Ripple’s Chief Technology Officer [CTO], David Schwartz had announced an upgrade to the XRP Ledger [XRPL] back in November. Schwartz has now shared the first results of the major performance optimization of the ledger. Calling the results “incredibly encouraging” Ripple’s CTO spoke about combining different performance optimizations proposed by various software engineers.
The CTO added that he had stress-tested system performance by restarting the system with a 60 seconds pause. He added that:
“This replicates restarting to upgrade the code or similar operations. I measure things like memory consumption, data processing rates, and time taken.”
These three were the most important changes among which data processing rates highlighted the number of nodes synchronized per second.

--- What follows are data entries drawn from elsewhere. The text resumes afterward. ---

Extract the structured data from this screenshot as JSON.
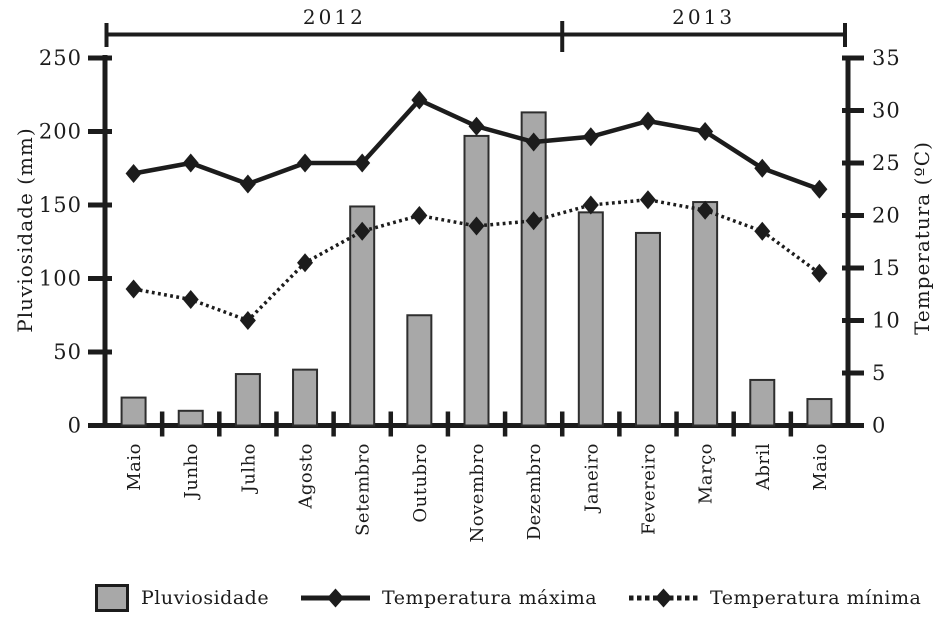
{
  "chart_data": {
    "type": "bar",
    "subtype": "combo-bar-and-lines",
    "categories": [
      "Maio",
      "Junho",
      "Julho",
      "Agosto",
      "Setembro",
      "Outubro",
      "Novembro",
      "Dezembro",
      "Janeiro",
      "Fevereiro",
      "Março",
      "Abril",
      "Maio"
    ],
    "year_groups": [
      {
        "label": "2012",
        "start": 0,
        "end": 8
      },
      {
        "label": "2013",
        "start": 8,
        "end": 13
      }
    ],
    "series": [
      {
        "name": "Pluviosidade",
        "type": "bar",
        "axis": "left",
        "values": [
          19,
          10,
          35,
          38,
          149,
          75,
          197,
          213,
          145,
          131,
          152,
          31,
          18
        ]
      },
      {
        "name": "Temperatura máxima",
        "type": "line",
        "style": "solid-diamond",
        "axis": "right",
        "values": [
          24,
          25,
          23,
          25,
          25,
          31,
          28.5,
          27,
          27.5,
          29,
          28,
          24.5,
          22.5
        ]
      },
      {
        "name": "Temperatura mínima",
        "type": "line",
        "style": "dotted-diamond",
        "axis": "right",
        "values": [
          13,
          12,
          10,
          15.5,
          18.5,
          20,
          19,
          19.5,
          21,
          21.5,
          20.5,
          18.5,
          14.5
        ]
      }
    ],
    "left_axis": {
      "label": "Pluviosidade (mm)",
      "min": 0,
      "max": 250,
      "tick_step": 50,
      "ticks": [
        "0",
        "50",
        "100",
        "150",
        "200",
        "250"
      ]
    },
    "right_axis": {
      "label": "Temperatura (ºC)",
      "min": 0,
      "max": 35,
      "tick_step": 5,
      "ticks": [
        "0",
        "5",
        "10",
        "15",
        "20",
        "25",
        "30",
        "35"
      ]
    },
    "grid": "off",
    "legend_position": "bottom"
  },
  "legend": {
    "pluviosidade": "Pluviosidade",
    "temperatura_maxima": "Temperatura máxima",
    "temperatura_minima": "Temperatura mínima"
  },
  "colors": {
    "bar_fill": "#a8a8a8",
    "bar_border": "#2e2e2e",
    "line_color": "#1c1c1c",
    "text_color": "#1c1c1c",
    "background": "#ffffff"
  }
}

The current version, v2.7.0.-b5, notably takes 82 seconds to synchronize while consuming 5.2 GB of memory and can process up to 73,000 nodes per second. Whereas, the new upgrades have achieved better results in testnet.
According to Schwartz, the upgrade can synchronize the system in 37 seconds making it at least 50% faster, while the restart consumed only 2.2 GB of memory. Compared to the node processing per second, the upgrade has provided a 300% boost and it can now process 327,000 nodes per second.
Schwartz stated:
“Version 1.7.0-b5 takes 82 seconds, 5.2GB, and peaks at 73K nodes/sec. The optimized version takes 37 seconds, 2.2GB, and peaks at 327K nodes/sec (on my machine)!”
Although these are significant improvements, Schwartz noted that the code has not been fully audited and has opened it for further discussion. The CTO also advised, “not to run on machines that handle real money.”
When Schwartz announced the XRPL upgrade, he had called it to be a game-changer as it will introduce a ‘Negative UNL’ [unique node list] of trusted validators that are believed to be offline or malfunctioning, as declared by a consensus of the remaining validators. However, these updates can currently only be used in the test networks and are not yet available as a modification to the XRP ledger, as it would allow more diverse validators.